Exporters aren’t quite rejoicing at the sharp slide in rupee from 45 to a dollar in August to 54.3 in mid-December.
For exporters a falling rupee — generally considered good as they get more rupees per dollar — has come all too sudden.
Hedging is a condition in which an exporter signs a contract with a buyer that he would pay R47 to a dollar at a future date (usually a few months from the shipment of the product) even if the actual value is different.
“We run companies,” said M Rafeeque Ahmed, chairman, Farida Group, a Chennai-based leather goods exporter. “We do not know how currency markets operate. Volatility doesn’t help us because we do not know how to hedge on a daily basis.”
In Tamil Nadu’s textile exporting hub of Tirupur, the mood isn’t quite celebratory.
“Due to interest hikes, high cotton prices and inflationary pressures that the textile industry is facing, we hedged our forex future exposures; but today things have turned and it is not a happy situation for us,” Muruganandan, managing partner, Gomathy International, a textile exporter from Tirupur told HT.
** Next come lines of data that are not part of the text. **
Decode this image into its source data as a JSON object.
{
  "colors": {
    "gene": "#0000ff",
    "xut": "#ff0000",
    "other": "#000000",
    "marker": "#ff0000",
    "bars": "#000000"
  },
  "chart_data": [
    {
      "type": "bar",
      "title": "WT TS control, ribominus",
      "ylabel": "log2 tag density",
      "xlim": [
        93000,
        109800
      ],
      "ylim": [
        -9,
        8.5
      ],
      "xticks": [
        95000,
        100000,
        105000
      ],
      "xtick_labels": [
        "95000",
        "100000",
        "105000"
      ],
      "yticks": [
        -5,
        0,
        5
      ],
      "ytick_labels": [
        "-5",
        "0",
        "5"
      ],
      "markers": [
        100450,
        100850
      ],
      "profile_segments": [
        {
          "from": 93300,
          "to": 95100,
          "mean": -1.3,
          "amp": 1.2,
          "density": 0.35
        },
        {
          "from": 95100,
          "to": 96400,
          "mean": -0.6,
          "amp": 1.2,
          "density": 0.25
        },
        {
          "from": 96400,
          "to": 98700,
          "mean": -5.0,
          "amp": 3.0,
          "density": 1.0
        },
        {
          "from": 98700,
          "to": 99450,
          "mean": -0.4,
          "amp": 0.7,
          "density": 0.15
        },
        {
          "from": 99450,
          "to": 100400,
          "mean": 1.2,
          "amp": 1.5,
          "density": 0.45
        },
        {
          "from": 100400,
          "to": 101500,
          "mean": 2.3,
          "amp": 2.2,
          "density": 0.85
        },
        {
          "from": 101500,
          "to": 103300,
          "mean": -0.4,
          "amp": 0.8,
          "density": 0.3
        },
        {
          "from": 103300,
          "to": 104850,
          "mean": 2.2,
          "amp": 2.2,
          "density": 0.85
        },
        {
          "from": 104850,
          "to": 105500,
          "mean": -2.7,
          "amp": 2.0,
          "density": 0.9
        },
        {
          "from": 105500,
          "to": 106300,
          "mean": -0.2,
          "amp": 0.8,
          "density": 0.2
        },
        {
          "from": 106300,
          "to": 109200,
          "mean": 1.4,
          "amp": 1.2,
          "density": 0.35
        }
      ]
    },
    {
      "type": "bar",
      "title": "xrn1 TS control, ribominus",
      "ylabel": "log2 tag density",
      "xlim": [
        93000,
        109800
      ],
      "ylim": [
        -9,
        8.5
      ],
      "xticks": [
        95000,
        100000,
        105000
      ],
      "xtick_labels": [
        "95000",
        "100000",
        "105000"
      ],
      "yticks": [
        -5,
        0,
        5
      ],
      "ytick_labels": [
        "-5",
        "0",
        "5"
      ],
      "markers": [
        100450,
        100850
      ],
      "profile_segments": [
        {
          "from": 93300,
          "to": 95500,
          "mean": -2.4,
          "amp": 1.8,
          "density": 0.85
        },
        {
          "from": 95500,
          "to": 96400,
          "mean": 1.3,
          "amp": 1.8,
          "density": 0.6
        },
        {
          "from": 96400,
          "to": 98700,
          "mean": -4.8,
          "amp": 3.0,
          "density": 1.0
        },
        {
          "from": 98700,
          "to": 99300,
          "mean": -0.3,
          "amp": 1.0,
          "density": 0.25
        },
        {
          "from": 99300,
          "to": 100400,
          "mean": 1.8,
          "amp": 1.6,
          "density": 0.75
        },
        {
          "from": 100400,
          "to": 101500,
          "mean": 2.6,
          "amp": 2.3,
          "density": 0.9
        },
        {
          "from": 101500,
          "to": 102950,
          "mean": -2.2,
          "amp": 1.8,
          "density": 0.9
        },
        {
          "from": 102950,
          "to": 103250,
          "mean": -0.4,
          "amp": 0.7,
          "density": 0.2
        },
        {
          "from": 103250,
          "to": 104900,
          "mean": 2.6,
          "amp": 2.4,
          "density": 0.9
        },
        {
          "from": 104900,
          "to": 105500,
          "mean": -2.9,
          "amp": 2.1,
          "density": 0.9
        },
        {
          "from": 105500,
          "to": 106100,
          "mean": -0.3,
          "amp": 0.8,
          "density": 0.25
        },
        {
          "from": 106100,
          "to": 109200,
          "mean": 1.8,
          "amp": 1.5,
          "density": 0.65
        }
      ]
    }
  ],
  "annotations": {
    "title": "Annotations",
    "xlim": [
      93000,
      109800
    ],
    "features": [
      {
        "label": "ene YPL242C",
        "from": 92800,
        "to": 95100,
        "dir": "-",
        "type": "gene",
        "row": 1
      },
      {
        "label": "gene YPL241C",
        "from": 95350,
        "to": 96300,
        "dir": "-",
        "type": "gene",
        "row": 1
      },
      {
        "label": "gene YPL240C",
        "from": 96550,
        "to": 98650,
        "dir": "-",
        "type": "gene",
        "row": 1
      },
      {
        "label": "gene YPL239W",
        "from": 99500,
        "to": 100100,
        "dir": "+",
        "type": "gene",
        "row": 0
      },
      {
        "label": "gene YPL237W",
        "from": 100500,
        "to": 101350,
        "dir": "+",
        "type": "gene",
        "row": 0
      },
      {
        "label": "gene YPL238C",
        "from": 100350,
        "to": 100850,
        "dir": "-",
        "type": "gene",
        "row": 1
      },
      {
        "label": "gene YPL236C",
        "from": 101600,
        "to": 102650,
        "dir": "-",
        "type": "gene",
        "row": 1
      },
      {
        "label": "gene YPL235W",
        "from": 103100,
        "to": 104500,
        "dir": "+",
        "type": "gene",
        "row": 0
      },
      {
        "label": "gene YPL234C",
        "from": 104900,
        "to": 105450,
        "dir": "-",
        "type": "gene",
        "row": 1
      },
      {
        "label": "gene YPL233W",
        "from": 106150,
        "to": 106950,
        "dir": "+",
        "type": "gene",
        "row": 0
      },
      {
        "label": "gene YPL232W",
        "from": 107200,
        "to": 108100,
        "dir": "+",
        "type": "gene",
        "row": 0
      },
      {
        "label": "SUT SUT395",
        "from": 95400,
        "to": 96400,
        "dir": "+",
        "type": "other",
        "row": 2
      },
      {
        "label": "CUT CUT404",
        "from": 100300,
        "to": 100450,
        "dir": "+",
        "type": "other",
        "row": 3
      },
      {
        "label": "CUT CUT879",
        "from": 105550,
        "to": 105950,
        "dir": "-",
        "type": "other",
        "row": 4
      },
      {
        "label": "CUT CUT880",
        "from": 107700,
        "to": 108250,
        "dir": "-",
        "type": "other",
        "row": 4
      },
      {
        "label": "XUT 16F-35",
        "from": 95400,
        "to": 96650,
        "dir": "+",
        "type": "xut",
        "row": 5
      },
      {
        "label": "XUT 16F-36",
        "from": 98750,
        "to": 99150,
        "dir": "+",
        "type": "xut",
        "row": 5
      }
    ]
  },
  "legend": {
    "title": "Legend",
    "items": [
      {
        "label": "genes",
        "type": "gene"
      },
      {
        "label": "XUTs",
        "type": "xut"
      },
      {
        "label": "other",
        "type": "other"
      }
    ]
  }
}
“Though exporters have not made losses but their profits are not in line with the fall in the rupee,” said a Mumbai-based foreign exchange treasury analyst.
“Exporters who already sold-off their dollars won’t be able to realise profits as they thought earlier,” said Shamik Bhose, executive director, Microsec Commerze, a firm dealing wih futures and commodity trading.
The Federation of Indian Exporters Organisation said that despite the recent depreciation, exporters should hedge risk as it is not possible to forecast rupee movement in the short-to-medium term.